Facétieux invité transatlantique

Après la rencontre avec l’imposant Nedim Gürsel, voici l’entrevue avec Joey Goebel. Petit contexte pour ceux qui ne le connaîtraient pas : Goebel est un écrivain américain originaire du Kentucky à l’humour mordant et à la satire délicieuse. Il adore tourner en dérision certaines traditions et valeurs de son pays. Malheureusement pour nous, ses livres ne sont pas encore très connus en Suisse romande ou dans le monde francophone mais il a d’ores et déjà réussi à conquérir les cœurs des germanophones. L’entretien se termine avec son guide ? son agent ? qui l’emporte au loin pour sa lecture.

Lecture qu’il n’aurait pas fallu manquer car l’écrivain sait laisser parler son humour et son talent de performer ! Il commence par aborder son expérience de professeur dans une high school du Kentucky et évoque une mésaventure personnelle quant au sens de la fameuse proposition Netflix and chill qu’il ne cessait de répéter à ses étudiants de 15 ans; je laisse aux non-initiés aller chercher son sens et rire du quiproquo ! Grâce à cette anecdote, nous constatons à quel point son métier, et plus particulièrement ce contact permanent avec la jeunesse est central dans sa vie et ses écrits. Le modérateur continue son interview et interroge Goebel sur la politique américaine. L’Américain expose clairement son opinion et montre encore une fois l’étendue de son talent : l’imitation de Trump est particulièrement bien réussie, il ne manque plus qu’une perruque.

Ensuite, de sa voix riche et profonde, Goebel enchaîne avec un extrait d’un de ses livres. Hypnotique, sa voix berce le public qui se prend au récit. Malheureusement, la lecture se termine trop rapidement sur les applaudissements de la foule. Nous aurions bien apprécié qu’il nous lise l’entièreté de son livre. Son jeune fils a bien de la chance d’avoir un tel père qui lui fait la lecture avant le coucher…

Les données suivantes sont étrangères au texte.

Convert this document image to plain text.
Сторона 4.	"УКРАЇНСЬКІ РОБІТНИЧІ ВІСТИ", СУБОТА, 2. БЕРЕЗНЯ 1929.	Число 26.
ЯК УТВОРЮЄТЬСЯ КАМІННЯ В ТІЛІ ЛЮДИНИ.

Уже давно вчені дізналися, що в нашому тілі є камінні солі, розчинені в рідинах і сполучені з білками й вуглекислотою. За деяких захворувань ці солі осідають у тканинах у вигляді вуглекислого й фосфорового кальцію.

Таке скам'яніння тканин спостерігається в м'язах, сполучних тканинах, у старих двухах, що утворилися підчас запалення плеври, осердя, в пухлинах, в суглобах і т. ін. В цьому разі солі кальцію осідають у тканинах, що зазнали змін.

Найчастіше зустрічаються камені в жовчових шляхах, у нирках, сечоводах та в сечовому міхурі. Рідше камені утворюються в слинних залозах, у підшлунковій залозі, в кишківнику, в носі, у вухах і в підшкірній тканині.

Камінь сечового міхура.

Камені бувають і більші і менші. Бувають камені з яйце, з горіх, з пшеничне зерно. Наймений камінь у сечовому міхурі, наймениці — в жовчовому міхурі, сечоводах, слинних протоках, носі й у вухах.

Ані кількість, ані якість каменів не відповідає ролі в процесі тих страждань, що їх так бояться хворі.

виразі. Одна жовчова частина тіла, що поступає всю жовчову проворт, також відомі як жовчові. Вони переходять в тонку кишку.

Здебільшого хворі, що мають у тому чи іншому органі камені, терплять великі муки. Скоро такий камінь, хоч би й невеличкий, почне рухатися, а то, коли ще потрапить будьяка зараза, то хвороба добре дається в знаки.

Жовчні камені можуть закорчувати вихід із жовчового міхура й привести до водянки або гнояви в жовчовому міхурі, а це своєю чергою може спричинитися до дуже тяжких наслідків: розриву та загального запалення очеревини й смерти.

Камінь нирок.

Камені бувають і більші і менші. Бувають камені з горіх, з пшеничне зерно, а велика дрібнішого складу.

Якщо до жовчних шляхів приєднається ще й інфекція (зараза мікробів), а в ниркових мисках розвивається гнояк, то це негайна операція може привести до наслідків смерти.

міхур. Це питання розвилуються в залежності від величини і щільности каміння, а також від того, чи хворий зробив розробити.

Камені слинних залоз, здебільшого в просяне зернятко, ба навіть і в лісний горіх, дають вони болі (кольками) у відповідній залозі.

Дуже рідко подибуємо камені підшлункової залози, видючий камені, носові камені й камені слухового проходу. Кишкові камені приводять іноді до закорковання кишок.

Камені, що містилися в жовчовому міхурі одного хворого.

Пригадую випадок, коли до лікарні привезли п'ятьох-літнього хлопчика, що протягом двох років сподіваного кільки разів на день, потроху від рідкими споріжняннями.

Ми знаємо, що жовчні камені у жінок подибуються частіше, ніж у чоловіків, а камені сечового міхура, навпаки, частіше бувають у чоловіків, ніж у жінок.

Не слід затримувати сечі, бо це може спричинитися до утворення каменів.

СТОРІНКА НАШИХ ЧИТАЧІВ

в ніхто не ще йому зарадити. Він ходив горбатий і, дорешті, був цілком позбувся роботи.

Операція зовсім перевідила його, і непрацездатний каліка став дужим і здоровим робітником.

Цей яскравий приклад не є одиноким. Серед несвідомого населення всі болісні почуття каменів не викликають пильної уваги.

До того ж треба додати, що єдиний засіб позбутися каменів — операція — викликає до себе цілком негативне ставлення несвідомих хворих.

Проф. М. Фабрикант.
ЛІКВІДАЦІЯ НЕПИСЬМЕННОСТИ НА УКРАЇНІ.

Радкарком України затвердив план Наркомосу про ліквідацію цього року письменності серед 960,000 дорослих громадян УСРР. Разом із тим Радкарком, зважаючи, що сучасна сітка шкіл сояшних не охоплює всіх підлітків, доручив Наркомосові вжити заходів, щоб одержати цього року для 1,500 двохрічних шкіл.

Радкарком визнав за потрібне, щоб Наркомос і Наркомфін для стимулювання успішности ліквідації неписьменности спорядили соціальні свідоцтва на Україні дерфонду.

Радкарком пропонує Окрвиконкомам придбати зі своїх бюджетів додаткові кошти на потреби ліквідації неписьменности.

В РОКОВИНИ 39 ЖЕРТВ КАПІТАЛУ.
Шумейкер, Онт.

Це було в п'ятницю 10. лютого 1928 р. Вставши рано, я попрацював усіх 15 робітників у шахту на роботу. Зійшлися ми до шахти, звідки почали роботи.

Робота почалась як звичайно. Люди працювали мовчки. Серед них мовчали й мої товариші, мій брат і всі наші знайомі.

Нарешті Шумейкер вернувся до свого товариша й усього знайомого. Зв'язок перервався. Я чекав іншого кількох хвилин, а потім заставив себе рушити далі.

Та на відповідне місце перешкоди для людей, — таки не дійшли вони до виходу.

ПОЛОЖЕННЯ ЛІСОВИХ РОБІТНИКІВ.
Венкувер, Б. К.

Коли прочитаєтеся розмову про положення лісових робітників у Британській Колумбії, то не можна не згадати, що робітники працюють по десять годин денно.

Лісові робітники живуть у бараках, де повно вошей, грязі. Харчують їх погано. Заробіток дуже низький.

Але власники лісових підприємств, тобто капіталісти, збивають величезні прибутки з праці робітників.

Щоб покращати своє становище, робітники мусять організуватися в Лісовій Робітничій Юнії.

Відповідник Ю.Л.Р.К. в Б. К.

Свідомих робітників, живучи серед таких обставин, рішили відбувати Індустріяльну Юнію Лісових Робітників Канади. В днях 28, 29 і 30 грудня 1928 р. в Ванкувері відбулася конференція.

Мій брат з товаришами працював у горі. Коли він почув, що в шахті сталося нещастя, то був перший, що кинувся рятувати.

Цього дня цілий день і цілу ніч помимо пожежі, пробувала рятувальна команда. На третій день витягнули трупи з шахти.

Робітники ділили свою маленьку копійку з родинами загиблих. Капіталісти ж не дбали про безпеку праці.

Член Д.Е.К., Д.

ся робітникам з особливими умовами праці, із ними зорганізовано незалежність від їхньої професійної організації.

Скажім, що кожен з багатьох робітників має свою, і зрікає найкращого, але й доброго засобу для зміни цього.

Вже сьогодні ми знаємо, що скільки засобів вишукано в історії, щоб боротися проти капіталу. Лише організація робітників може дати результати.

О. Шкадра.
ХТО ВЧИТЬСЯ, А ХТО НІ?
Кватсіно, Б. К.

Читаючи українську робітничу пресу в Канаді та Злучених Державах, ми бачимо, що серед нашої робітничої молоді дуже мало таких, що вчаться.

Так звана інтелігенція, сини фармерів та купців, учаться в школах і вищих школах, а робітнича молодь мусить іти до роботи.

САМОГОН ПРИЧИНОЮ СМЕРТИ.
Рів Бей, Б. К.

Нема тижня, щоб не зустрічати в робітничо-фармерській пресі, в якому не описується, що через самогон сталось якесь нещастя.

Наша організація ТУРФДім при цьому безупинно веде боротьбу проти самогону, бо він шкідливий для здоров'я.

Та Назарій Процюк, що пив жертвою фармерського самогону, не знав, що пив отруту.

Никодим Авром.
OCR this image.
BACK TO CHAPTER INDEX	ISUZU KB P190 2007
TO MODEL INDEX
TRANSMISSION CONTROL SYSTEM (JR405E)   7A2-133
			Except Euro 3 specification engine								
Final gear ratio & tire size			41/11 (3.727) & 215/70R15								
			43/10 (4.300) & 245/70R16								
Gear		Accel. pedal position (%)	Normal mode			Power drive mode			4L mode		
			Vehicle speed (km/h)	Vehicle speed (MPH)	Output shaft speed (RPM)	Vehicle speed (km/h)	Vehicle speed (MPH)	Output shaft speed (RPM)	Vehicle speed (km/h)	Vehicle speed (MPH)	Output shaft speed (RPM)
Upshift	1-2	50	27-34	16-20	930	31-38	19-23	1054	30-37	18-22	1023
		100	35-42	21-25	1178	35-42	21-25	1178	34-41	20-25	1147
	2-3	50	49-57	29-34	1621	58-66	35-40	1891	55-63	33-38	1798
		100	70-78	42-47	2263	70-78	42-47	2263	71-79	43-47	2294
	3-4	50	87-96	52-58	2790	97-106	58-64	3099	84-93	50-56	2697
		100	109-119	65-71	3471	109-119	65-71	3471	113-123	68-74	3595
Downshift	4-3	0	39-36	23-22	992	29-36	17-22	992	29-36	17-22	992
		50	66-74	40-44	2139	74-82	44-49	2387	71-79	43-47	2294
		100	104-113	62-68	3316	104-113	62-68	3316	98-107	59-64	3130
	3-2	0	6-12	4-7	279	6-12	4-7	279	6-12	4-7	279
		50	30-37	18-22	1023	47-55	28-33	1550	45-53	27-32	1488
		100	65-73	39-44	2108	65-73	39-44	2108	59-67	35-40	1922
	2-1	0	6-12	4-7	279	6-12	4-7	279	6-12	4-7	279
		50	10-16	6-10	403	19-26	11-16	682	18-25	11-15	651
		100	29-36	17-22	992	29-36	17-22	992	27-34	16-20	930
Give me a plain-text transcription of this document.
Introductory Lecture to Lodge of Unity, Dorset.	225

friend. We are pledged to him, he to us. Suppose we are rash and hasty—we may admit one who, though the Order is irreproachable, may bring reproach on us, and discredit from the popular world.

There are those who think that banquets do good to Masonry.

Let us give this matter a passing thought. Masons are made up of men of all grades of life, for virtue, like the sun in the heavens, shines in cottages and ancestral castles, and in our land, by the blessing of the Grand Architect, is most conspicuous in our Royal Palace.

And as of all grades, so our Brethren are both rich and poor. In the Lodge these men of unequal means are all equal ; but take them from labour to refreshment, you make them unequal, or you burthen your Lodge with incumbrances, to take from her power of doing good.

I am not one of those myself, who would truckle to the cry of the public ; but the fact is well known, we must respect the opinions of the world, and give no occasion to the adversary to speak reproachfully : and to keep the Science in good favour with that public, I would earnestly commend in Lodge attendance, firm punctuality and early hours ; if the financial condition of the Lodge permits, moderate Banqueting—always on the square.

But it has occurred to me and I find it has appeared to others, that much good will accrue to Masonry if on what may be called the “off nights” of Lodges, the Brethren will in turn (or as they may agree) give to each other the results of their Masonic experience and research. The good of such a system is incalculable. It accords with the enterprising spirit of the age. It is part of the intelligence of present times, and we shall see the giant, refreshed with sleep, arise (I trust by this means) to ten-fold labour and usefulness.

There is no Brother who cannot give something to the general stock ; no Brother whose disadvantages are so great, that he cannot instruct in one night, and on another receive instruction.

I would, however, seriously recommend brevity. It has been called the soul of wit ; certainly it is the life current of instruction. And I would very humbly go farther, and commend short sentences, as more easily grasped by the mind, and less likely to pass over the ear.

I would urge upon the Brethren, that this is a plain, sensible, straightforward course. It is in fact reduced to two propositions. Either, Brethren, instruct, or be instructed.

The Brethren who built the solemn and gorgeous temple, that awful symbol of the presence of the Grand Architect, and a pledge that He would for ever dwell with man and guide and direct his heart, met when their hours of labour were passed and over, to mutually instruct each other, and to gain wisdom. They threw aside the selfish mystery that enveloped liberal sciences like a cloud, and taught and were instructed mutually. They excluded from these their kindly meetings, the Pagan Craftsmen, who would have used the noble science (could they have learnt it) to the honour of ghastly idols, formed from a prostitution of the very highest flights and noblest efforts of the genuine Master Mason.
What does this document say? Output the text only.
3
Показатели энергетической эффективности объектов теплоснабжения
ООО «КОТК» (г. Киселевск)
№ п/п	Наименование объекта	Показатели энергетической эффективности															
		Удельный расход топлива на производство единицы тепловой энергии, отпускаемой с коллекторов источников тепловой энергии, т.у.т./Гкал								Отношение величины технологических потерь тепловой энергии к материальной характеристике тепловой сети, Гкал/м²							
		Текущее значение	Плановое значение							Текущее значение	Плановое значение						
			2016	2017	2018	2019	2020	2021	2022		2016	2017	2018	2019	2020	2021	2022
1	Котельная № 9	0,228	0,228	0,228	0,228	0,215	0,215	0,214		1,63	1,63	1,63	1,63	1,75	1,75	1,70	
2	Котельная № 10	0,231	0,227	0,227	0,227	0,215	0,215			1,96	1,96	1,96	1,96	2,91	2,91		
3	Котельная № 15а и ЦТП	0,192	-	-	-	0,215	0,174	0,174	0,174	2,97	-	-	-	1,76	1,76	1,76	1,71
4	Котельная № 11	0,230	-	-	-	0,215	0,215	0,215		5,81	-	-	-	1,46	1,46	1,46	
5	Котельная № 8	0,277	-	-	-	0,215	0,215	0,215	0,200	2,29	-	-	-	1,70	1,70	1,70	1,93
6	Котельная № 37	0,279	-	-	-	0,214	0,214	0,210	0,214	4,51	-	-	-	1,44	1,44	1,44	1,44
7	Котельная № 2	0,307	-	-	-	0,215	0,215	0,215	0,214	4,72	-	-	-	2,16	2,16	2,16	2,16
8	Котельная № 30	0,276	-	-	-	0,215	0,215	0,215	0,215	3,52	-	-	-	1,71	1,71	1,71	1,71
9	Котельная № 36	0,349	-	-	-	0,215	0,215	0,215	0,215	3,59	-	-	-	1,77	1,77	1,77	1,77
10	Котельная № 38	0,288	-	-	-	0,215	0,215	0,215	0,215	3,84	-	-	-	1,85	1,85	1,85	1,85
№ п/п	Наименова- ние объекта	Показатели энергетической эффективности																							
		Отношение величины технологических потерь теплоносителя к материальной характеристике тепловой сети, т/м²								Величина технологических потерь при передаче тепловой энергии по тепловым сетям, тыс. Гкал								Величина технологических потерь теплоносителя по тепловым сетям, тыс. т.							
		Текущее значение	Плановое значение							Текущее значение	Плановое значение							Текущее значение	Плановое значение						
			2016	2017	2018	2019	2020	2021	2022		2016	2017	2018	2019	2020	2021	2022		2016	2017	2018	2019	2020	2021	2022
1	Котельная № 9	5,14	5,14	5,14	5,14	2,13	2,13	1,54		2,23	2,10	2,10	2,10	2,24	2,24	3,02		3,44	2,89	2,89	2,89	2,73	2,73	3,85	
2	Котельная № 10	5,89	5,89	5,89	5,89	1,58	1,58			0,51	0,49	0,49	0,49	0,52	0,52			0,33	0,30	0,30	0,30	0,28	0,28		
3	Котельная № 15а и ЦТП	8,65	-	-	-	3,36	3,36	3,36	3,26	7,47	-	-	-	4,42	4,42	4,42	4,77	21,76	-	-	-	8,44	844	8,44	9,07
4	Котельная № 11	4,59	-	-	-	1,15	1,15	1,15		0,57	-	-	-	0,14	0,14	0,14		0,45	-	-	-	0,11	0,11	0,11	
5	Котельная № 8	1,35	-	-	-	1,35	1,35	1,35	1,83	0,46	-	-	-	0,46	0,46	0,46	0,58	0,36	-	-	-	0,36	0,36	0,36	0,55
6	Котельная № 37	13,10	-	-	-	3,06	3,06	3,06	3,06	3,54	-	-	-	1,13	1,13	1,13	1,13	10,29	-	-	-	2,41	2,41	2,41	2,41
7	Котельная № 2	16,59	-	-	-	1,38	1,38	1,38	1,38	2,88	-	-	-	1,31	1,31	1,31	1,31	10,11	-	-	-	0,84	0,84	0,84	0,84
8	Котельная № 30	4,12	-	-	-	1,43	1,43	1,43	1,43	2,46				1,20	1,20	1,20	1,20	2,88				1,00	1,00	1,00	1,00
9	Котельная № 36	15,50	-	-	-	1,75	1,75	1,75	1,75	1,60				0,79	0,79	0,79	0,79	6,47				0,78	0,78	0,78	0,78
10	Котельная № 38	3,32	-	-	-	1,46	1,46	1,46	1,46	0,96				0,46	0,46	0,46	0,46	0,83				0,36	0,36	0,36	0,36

La salle se vide, le soleil baisse, mais le flux constant des badauds venus pour la 41ème édition des Journées Littéraires de Soleure ne faiblit pas même si la journée s’achève.

 

Marie Maury

Rencontre avec Maylis de Kerangal

Après un long trajet en train et de multiples retards, je débouche enfin sur la verdoyante plaine soleuroise. Ce doux vallonnement laisse bientôt place à l’Aare qui m’entraîne vers la petite ville ensoleillée où les badauds trempent leurs pieds dans le courant, une bière à la main. Le centre est calme, la circulation réduite au minimum et les terrasses ombragées sont nombreuses. Le béton se transforme en pavé et bientôt en gravier. J’arrive au Solheure où Maylis de Kerangal se restaure. Comme la suite de ma journée le confirmera, l’écrivaine a fait un bon choix culinaire ; la nourriture y est simple mais bonne.

Maylis de Kerangal se présente avec modestie et m’accorde un entretien malgré un emploi du temps chargé : dans 40 minutes, elle doit faire sa lecture devant une salle attentive. Notre échange est bref mais très instructif, car de sa voix douce elle me parle de son livre avec conviction. Sa conception du monde se reflète dans Un monde à portée de main, roman d’apprentissage qui concerne une jeune femme peintre. Maylis de Kerangal me parle du mérite de l’expérience première, de la sensation immédiate, de ce moyen d’accès prioritaire au monde qui nous entoure et où le sens n’est pas toujours à découvrir. Souvent il se donne tel quel, simplement. C’est cet intérêt pour le concret dans nos vies qui se retrouve dans le parcours de la protagoniste, car la jeune faussaire prend les matières à pleines mains pour reconstituer des trompe-l’œil saisissants et revient ainsi aux bases de l’acte créateur.

Le temps file, l’entrevue se poursuit et la terrasse ne se désemplit pas mais l’écrivaine doit partir et m’accorde une ultime question avant de s’éclipser. J’ai gardé la meilleure question pour la fin : pourquoi ce style d’écriture si particulier qui mélange descriptions et dialogues ? À sa base, une volonté de décloisonner l’oral de l’écrit, de les traiter comme un seul écosystème ; refus de la mise en scène artificielle d’une oralité qui n’existe pas dans notre vie, car l’interaction constante entre description et oral contribue à donner une signification aux scènes et aux personnages.

 

Marie Maury

Notre équipe à Soleure: Marie Maury

Marie Maury est née en 1995. Diplômée en Bachelor dans les domaines d’Histoire contemporaine et d’Anglais seulement cet été 2019, elle a d’ores et déjà pris de l’avance et débuté son Master en Français et Anglais. Passionnée de littérature et d’histoire, elle a cependant dû faire un choix et s’est décidée à explorer la littérature francophone et anglophone au détriment de l’Histoire (qui demeure toutefois dans son cœur).